Perhaps we can have certain hopes that at this moment humanity is capable of doing something similar to what it did in the 70s. We are still in time to prevent the biosphere crisis from causing us to collapse if those who now govern the world realize that there is no bunker capable of protecting them and, in a scenario of environmental chaos, they will not be able to ensure the fidelity of their paramilitaries. In that sense, the popular riots that are emerging all over the world can serve to tip the scales when it comes to convincing them.
I would not rule out that in the coming years we can see something similar to a great pact of non-aggression that puts an end to capitalist competition. In fact, González Reyes and Fernández Duran in their book In the Spiral of Energy suggest that the successive negotiations of the COP are nothing more than failed attempts to establish this great pact. It is difficult to predict what kind of economy could arise from a similar pact, but most likely it would be similar to a feudalism that, though it could be sustainable, is not a democratic or emancipatory society.
We cannot be so naive to think that just by applying more political will within a New Green Deal we will get the old recipes for sustainable development to work. Decades of failures and scientific research prove that the transition to renewable energies, being necessary, is very short to when solving our huge sustainability problems.
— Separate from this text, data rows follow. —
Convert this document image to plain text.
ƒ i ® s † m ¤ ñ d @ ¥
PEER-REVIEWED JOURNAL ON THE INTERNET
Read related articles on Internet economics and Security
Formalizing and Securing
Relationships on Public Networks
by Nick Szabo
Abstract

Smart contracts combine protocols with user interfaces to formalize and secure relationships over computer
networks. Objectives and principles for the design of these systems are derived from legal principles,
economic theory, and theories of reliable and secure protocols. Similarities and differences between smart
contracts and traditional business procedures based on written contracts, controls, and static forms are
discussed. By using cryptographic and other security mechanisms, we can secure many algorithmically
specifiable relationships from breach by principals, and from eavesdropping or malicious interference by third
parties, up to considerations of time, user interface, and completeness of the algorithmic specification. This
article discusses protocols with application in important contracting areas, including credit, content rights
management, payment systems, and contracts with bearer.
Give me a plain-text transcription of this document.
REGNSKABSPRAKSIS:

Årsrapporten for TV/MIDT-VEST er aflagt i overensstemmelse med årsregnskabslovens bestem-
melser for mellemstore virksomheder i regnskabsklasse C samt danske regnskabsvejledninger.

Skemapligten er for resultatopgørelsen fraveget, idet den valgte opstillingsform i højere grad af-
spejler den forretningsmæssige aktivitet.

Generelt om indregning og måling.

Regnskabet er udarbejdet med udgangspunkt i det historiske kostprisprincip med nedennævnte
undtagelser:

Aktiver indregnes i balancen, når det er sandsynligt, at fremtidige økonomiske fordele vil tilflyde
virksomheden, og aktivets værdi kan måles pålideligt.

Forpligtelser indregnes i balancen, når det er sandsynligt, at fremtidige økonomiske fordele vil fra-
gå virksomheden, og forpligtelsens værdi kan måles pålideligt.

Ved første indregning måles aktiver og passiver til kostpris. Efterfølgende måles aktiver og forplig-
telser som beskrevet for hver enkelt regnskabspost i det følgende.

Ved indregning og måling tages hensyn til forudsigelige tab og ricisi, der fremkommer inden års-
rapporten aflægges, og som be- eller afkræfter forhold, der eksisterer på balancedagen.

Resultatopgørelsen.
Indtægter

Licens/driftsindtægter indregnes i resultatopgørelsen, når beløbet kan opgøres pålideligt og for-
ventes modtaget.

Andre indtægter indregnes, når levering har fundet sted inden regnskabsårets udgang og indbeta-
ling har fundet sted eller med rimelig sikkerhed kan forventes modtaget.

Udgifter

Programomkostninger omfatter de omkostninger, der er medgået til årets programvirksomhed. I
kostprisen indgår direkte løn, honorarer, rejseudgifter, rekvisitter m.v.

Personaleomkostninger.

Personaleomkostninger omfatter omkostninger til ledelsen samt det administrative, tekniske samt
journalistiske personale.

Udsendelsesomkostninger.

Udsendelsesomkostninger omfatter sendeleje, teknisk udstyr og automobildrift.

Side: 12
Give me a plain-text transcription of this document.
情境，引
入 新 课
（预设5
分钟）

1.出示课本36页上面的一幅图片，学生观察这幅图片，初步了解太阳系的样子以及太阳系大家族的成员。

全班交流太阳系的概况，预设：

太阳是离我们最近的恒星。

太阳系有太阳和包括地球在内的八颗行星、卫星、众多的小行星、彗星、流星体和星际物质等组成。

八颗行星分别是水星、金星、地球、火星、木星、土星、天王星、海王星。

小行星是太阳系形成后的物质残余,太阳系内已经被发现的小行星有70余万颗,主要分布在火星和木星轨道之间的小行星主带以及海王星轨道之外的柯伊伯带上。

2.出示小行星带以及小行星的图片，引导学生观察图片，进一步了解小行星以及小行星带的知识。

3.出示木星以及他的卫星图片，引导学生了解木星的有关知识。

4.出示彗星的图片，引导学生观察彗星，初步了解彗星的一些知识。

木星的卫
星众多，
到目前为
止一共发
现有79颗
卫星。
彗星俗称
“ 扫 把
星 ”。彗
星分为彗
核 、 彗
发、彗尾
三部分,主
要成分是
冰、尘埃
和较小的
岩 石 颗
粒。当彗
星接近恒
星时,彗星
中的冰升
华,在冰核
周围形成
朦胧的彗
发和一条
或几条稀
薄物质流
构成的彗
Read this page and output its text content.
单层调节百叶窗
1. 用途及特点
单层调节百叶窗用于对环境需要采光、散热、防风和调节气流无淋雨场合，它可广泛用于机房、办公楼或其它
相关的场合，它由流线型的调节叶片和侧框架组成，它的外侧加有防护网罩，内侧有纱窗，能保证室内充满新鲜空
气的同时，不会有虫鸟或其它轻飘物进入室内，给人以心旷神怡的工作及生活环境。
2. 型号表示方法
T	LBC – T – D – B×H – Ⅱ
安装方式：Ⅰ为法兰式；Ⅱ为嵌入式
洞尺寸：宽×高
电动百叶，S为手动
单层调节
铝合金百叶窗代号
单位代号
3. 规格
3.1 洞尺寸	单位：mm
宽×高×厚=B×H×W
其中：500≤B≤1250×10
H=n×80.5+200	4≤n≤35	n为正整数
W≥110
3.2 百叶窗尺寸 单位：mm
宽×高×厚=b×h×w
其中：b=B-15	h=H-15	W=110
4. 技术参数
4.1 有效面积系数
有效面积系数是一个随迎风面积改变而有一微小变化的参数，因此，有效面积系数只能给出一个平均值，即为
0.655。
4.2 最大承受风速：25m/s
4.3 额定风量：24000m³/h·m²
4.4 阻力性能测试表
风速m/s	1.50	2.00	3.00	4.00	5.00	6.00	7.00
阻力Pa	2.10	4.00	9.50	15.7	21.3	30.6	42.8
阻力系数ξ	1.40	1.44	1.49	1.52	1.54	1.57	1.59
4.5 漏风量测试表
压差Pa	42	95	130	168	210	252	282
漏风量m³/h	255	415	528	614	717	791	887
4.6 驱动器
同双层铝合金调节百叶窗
We need to develop an economic system alternative to capitalism and it would be desirable that we begin to think about it from all social perspectives so that the resulting alternative is not only a return to the feudal past –at best– or a trip to a cannibal ecofascism –at worst.
ABOUT THE AUTHOR
Margarita Mediavilla has a PhD in physical sciences from the University of Valladolid (Spain) and is an associate professor of systems engineering and automation at the School of Industrial Engineering. She is also a very active in awareness raising about the limits of economic growth, participating in all kinds of publications and conferences in the Spanish-speaking world. Her personal blog is Habas Contadas.